In contrast with the significant response observed with the combined therapy, neither fluoxetine nor olanzapine alone was effective in this resistant population. It therefore appears that neither the serotonin reuptake blockade of fluoxetine nor the pleiotropic receptor effects of olanzapine
(18,
19) individually were beneficial in treating resistant depression. Concomitant administration of fluoxetine and olanzapine results in a small increase in olanzapine maximum concentration and area under the curve, zero to infinity, and a small decrease in olanzapine plasma clearance (unpublished work by Gossen et al.). Such changes, although statistically significant, are small in comparison to the overall variability between individuals and are unlikely to result in a clinically significant pharmacokinetic interaction.
Alternatively, combined administration likely introduces a pharmacodynamic synergy. Zhang and colleagues
(20) demonstrated that 3 hours after administration of olanzapine, norepinephrine and dopamine concentrations in the rat prefrontal cortex returned to baseline values. With fluoxetine treatment, norepinephrine and dopamine levels increase to 188% and 143% of baseline values, respectively.
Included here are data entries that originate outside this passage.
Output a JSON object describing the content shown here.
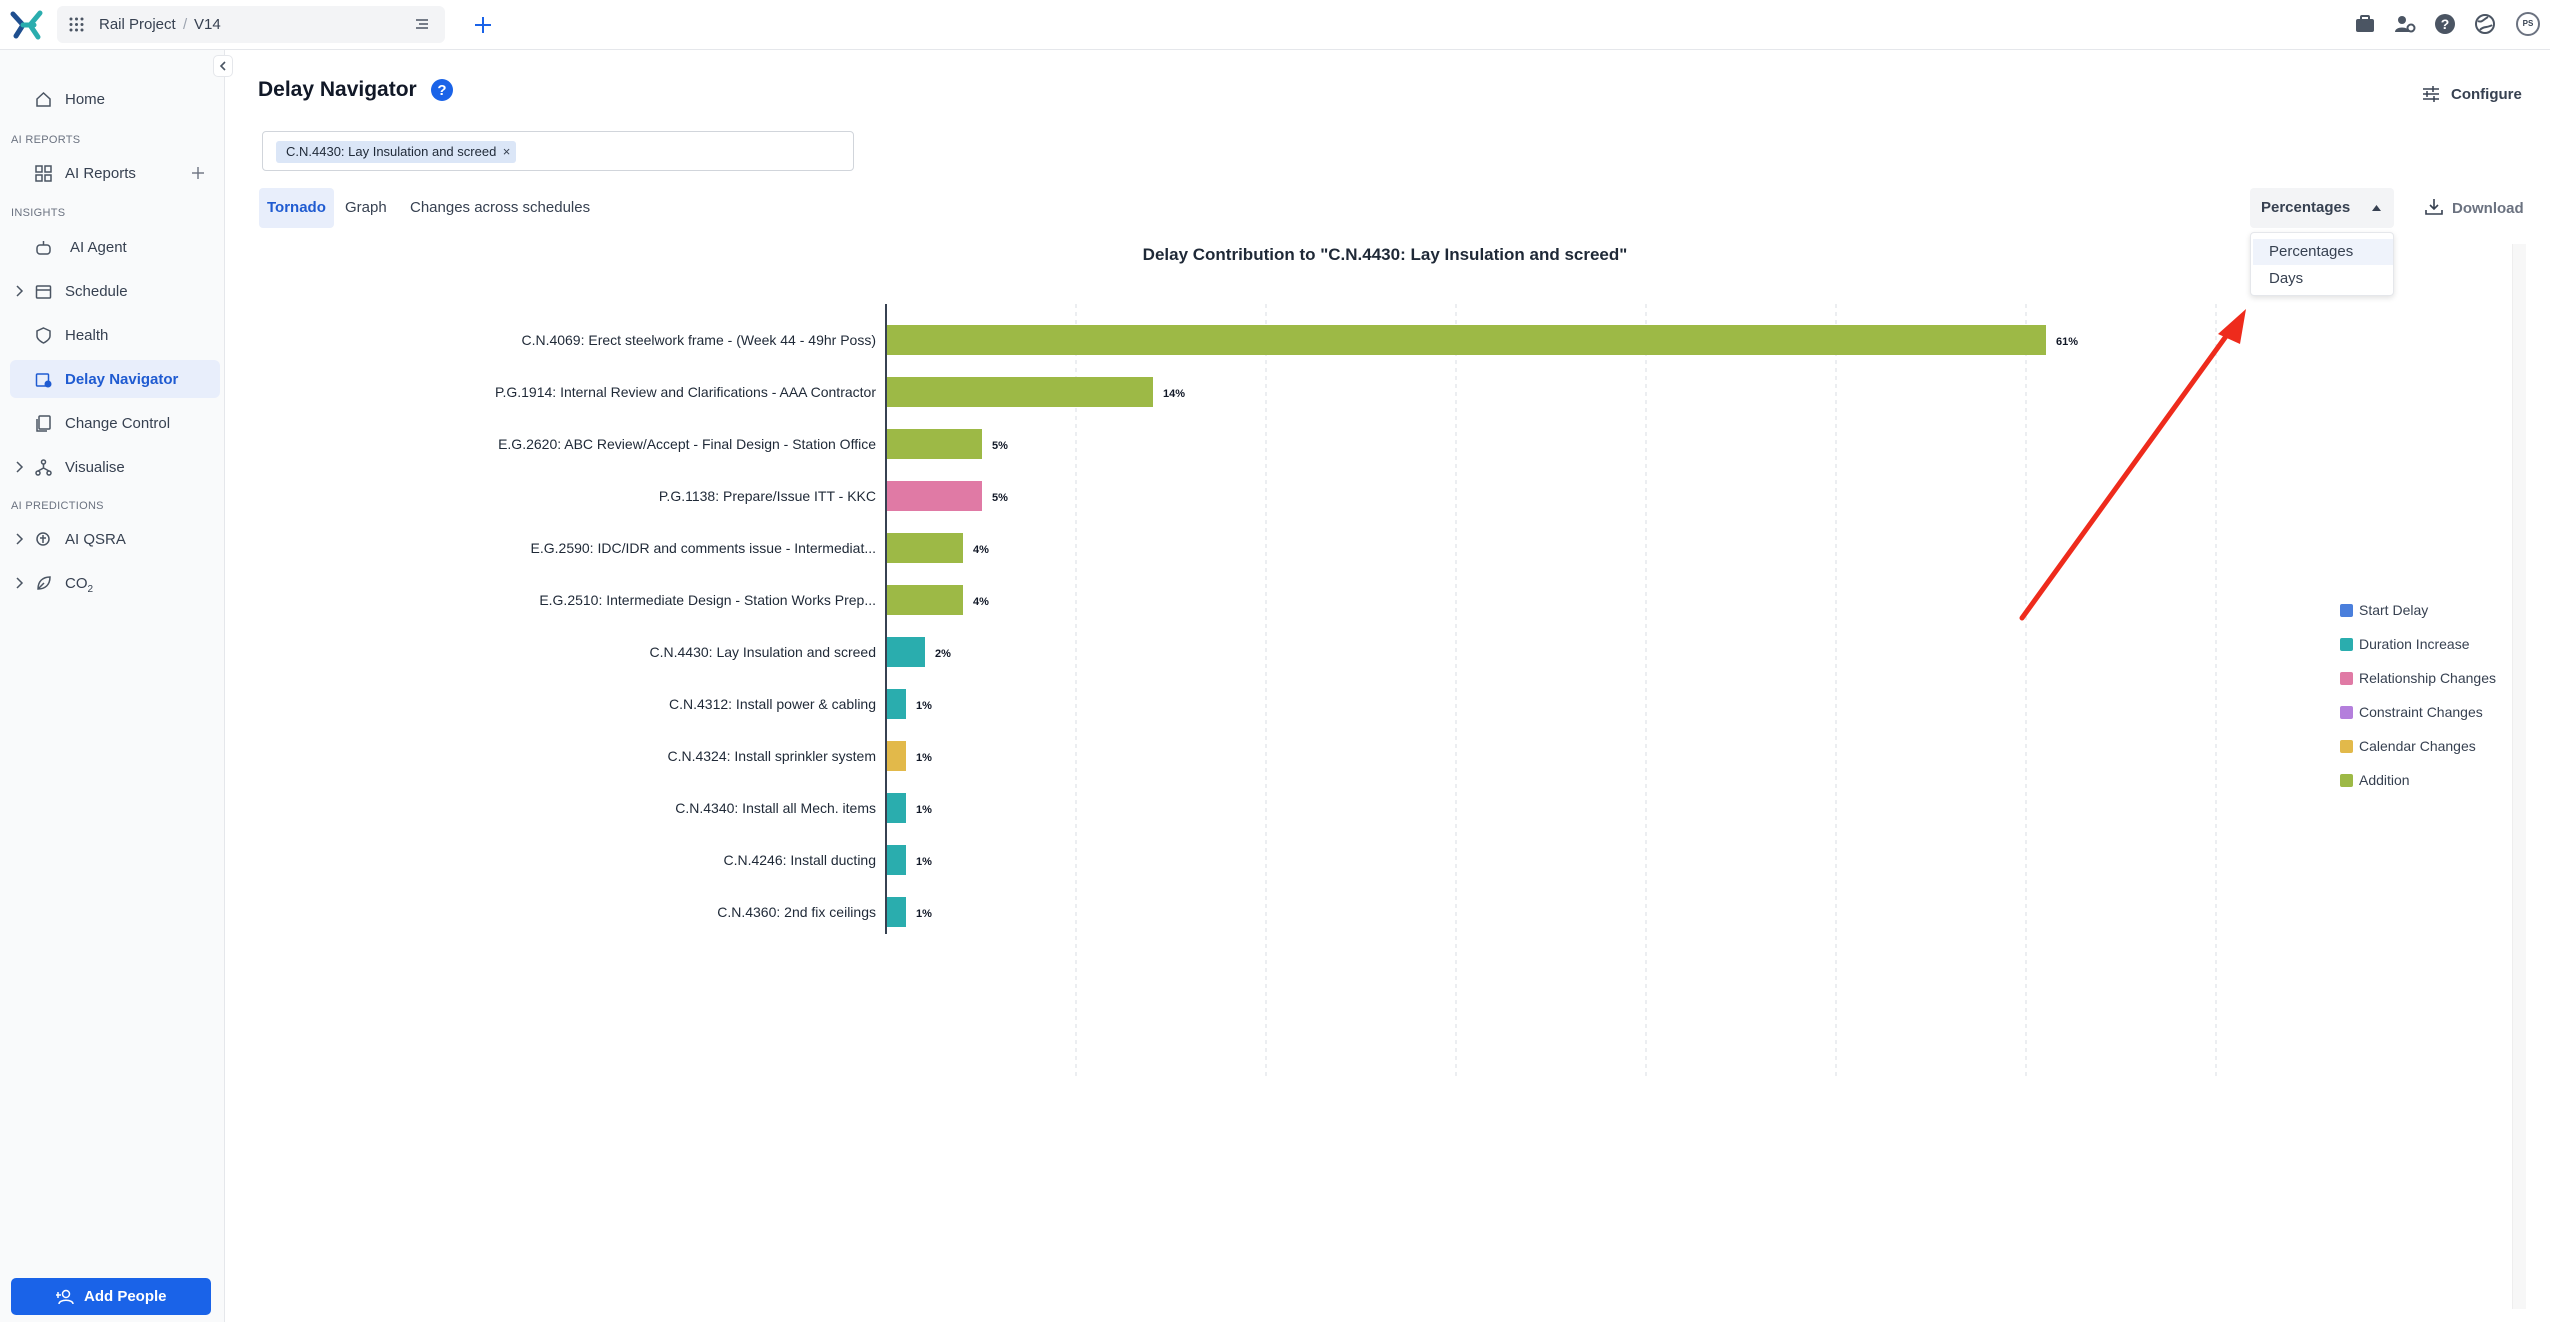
{
  "topbar": {
    "project_name": "Rail Project",
    "separator": "/",
    "version": "V14",
    "avatar_initials": "PS"
  },
  "sidebar": {
    "sections": [
      "AI REPORTS",
      "INSIGHTS",
      "AI PREDICTIONS"
    ],
    "items": [
      {
        "label": "Home"
      },
      {
        "label": "AI Reports"
      },
      {
        "label": "AI Agent"
      },
      {
        "label": "Schedule"
      },
      {
        "label": "Health"
      },
      {
        "label": "Delay Navigator"
      },
      {
        "label": "Change Control"
      },
      {
        "label": "Visualise"
      },
      {
        "label": "AI QSRA"
      },
      {
        "label": "CO",
        "subscript": "2"
      }
    ],
    "add_people_label": "Add People"
  },
  "main": {
    "title": "Delay Navigator",
    "configure_label": "Configure",
    "selected_activity": "C.N.4430: Lay Insulation and screed",
    "tabs": [
      "Tornado",
      "Graph",
      "Changes across schedules"
    ],
    "active_tab": "Tornado",
    "units_select": {
      "selected": "Percentages",
      "options": [
        "Percentages",
        "Days"
      ]
    },
    "download_label": "Download"
  },
  "colors": {
    "Start Delay": "#4a7fdc",
    "Duration Increase": "#2aadae",
    "Relationship Changes": "#e07aa5",
    "Constraint Changes": "#b47fdc",
    "Calendar Changes": "#e2b94a",
    "Addition": "#9db946"
  },
  "chart_data": {
    "type": "bar",
    "orientation": "horizontal",
    "title": "Delay Contribution to \"C.N.4430: Lay Insulation and screed\"",
    "xlim": [
      0,
      100
    ],
    "grid": true,
    "legend_position": "right",
    "legend": [
      "Start Delay",
      "Duration Increase",
      "Relationship Changes",
      "Constraint Changes",
      "Calendar Changes",
      "Addition"
    ],
    "categories": [
      "C.N.4069: Erect steelwork frame - (Week 44 - 49hr Poss)",
      "P.G.1914: Internal Review and Clarifications - AAA Contractor",
      "E.G.2620: ABC Review/Accept -  Final Design  -  Station Office",
      "P.G.1138: Prepare/Issue ITT -  KKC",
      "E.G.2590: IDC/IDR and comments issue - Intermediat...",
      "E.G.2510: Intermediate Design - Station Works Prep...",
      "C.N.4430: Lay Insulation and screed",
      "C.N.4312: Install power & cabling",
      "C.N.4324: Install sprinkler system",
      "C.N.4340: Install all Mech. items",
      "C.N.4246: Install ducting",
      "C.N.4360: 2nd fix ceilings"
    ],
    "values": [
      61,
      14,
      5,
      5,
      4,
      4,
      2,
      1,
      1,
      1,
      1,
      1
    ],
    "value_labels": [
      "61%",
      "14%",
      "5%",
      "5%",
      "4%",
      "4%",
      "2%",
      "1%",
      "1%",
      "1%",
      "1%",
      "1%"
    ],
    "change_types": [
      "Addition",
      "Addition",
      "Addition",
      "Relationship Changes",
      "Addition",
      "Addition",
      "Duration Increase",
      "Duration Increase",
      "Calendar Changes",
      "Duration Increase",
      "Duration Increase",
      "Duration Increase"
    ]
  }
}
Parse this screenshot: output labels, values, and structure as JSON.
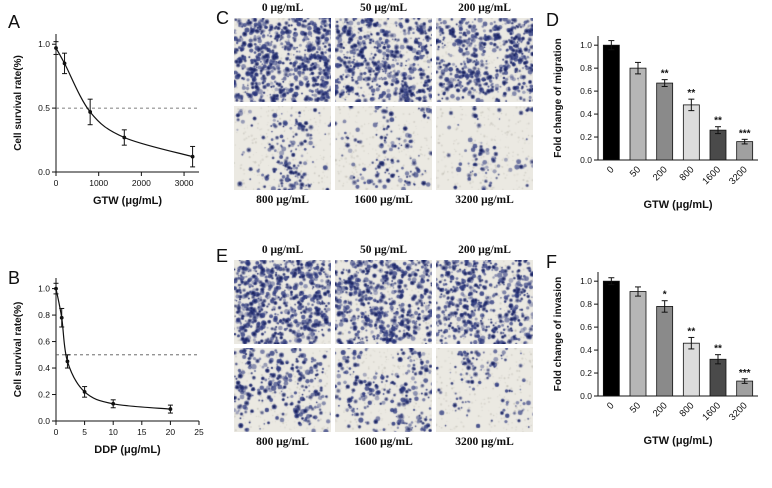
{
  "figure": {
    "background": "#ffffff",
    "panel_labels": {
      "A": "A",
      "B": "B",
      "C": "C",
      "D": "D",
      "E": "E",
      "F": "F"
    }
  },
  "micrographs": {
    "cell_color": "#2b377d",
    "bg_color": "#ebe9e2",
    "C": {
      "images": [
        {
          "label": "0 μg/mL",
          "density": 720,
          "clustered": false
        },
        {
          "label": "50 μg/mL",
          "density": 560,
          "clustered": false
        },
        {
          "label": "200 μg/mL",
          "density": 530,
          "clustered": false
        },
        {
          "label": "800 μg/mL",
          "density": 175,
          "clustered": true
        },
        {
          "label": "1600 μg/mL",
          "density": 150,
          "clustered": true
        },
        {
          "label": "3200 μg/mL",
          "density": 90,
          "clustered": true
        }
      ]
    },
    "E": {
      "images": [
        {
          "label": "0 μg/mL",
          "density": 720,
          "clustered": false
        },
        {
          "label": "50 μg/mL",
          "density": 610,
          "clustered": false
        },
        {
          "label": "200 μg/mL",
          "density": 570,
          "clustered": false
        },
        {
          "label": "800 μg/mL",
          "density": 300,
          "clustered": true
        },
        {
          "label": "1600 μg/mL",
          "density": 280,
          "clustered": true
        },
        {
          "label": "3200 μg/mL",
          "density": 115,
          "clustered": true
        }
      ]
    }
  },
  "chart_data": [
    {
      "id": "A",
      "type": "line",
      "xlabel": "GTW (μg/mL)",
      "ylabel": "Cell survival rate(%)",
      "xlim": [
        0,
        3350
      ],
      "ylim": [
        0,
        1.08
      ],
      "x_ticks": [
        0,
        1000,
        2000,
        3000
      ],
      "y_ticks": [
        0.0,
        0.5,
        1.0
      ],
      "dashed_y": 0.5,
      "x": [
        0,
        200,
        800,
        1600,
        3200
      ],
      "y": [
        0.97,
        0.85,
        0.47,
        0.27,
        0.12
      ],
      "err": [
        0.05,
        0.08,
        0.1,
        0.06,
        0.08
      ]
    },
    {
      "id": "B",
      "type": "line",
      "xlabel": "DDP (μg/mL)",
      "ylabel": "Cell survival rate(%)",
      "xlim": [
        0,
        25
      ],
      "ylim": [
        0,
        1.08
      ],
      "x_ticks": [
        0,
        5,
        10,
        15,
        20,
        25
      ],
      "y_ticks": [
        0.0,
        0.2,
        0.4,
        0.6,
        0.8,
        1.0
      ],
      "dashed_y": 0.5,
      "x": [
        0,
        1,
        2,
        5,
        10,
        20
      ],
      "y": [
        1.0,
        0.78,
        0.45,
        0.22,
        0.13,
        0.09
      ],
      "err": [
        0.04,
        0.07,
        0.05,
        0.04,
        0.03,
        0.03
      ]
    },
    {
      "id": "D",
      "type": "bar",
      "xlabel": "GTW (μg/mL)",
      "ylabel": "Fold change of migration",
      "categories": [
        "0",
        "50",
        "200",
        "800",
        "1600",
        "3200"
      ],
      "values": [
        1.0,
        0.8,
        0.67,
        0.48,
        0.26,
        0.16
      ],
      "errors": [
        0.04,
        0.05,
        0.03,
        0.05,
        0.03,
        0.02
      ],
      "stars": [
        "",
        "",
        "**",
        "**",
        "**",
        "***"
      ],
      "colors": [
        "#000000",
        "#b6b6b6",
        "#8a8a8a",
        "#dcdcdc",
        "#4a4a4a",
        "#a0a0a0"
      ],
      "y_ticks": [
        0.0,
        0.2,
        0.4,
        0.6,
        0.8,
        1.0
      ],
      "ylim": [
        0,
        1.08
      ]
    },
    {
      "id": "F",
      "type": "bar",
      "xlabel": "GTW (μg/mL)",
      "ylabel": "Fold change of invasion",
      "categories": [
        "0",
        "50",
        "200",
        "800",
        "1600",
        "3200"
      ],
      "values": [
        1.0,
        0.91,
        0.78,
        0.46,
        0.32,
        0.13
      ],
      "errors": [
        0.03,
        0.04,
        0.05,
        0.05,
        0.04,
        0.02
      ],
      "stars": [
        "",
        "",
        "*",
        "**",
        "**",
        "***"
      ],
      "colors": [
        "#000000",
        "#b6b6b6",
        "#8a8a8a",
        "#dcdcdc",
        "#4a4a4a",
        "#a0a0a0"
      ],
      "y_ticks": [
        0.0,
        0.2,
        0.4,
        0.6,
        0.8,
        1.0
      ],
      "ylim": [
        0,
        1.08
      ]
    }
  ]
}
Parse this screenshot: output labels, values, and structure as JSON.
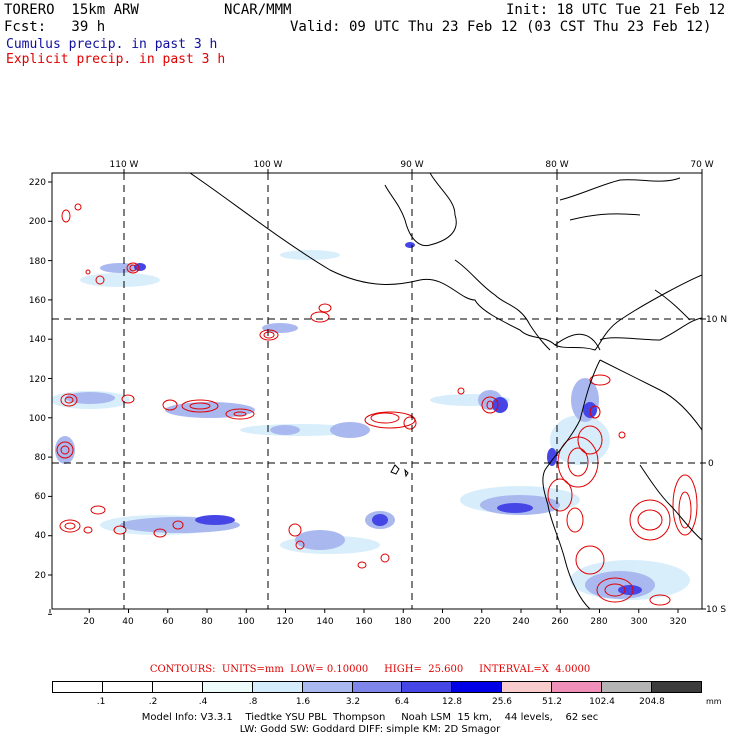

However, when both drugs are given, norepinephrine and dopamine levels increase to 269% and 349% of baseline values, respectively. This suggests a neurochemical basis for the synergistic antidepressant effect observed in the present trial. The prefrontal cortex is rich in mesocorticolimbic dopamine innervation
(21–
23). Coupled with the well-chronicled role of norepinephrine in mood states
(24), this suggests potential targets for treating resistant depression.
The antidepressant efficacy observed in the current study with the combined administration of olanzapine and fluoxetine is intriguing. The robust effect size and rapid onset of action suggest promise for this approach. Because of the small group size, these results should be considered preliminary. Nevertheless, considering the public health impact of treatment-resistant depression, these results and future treatment alternatives should be welcomed. To this end, we are currently conducting studies to investigate further the efficacy and safety of combined olanzapine and fluoxetine in the treatment of patients with refractory depression.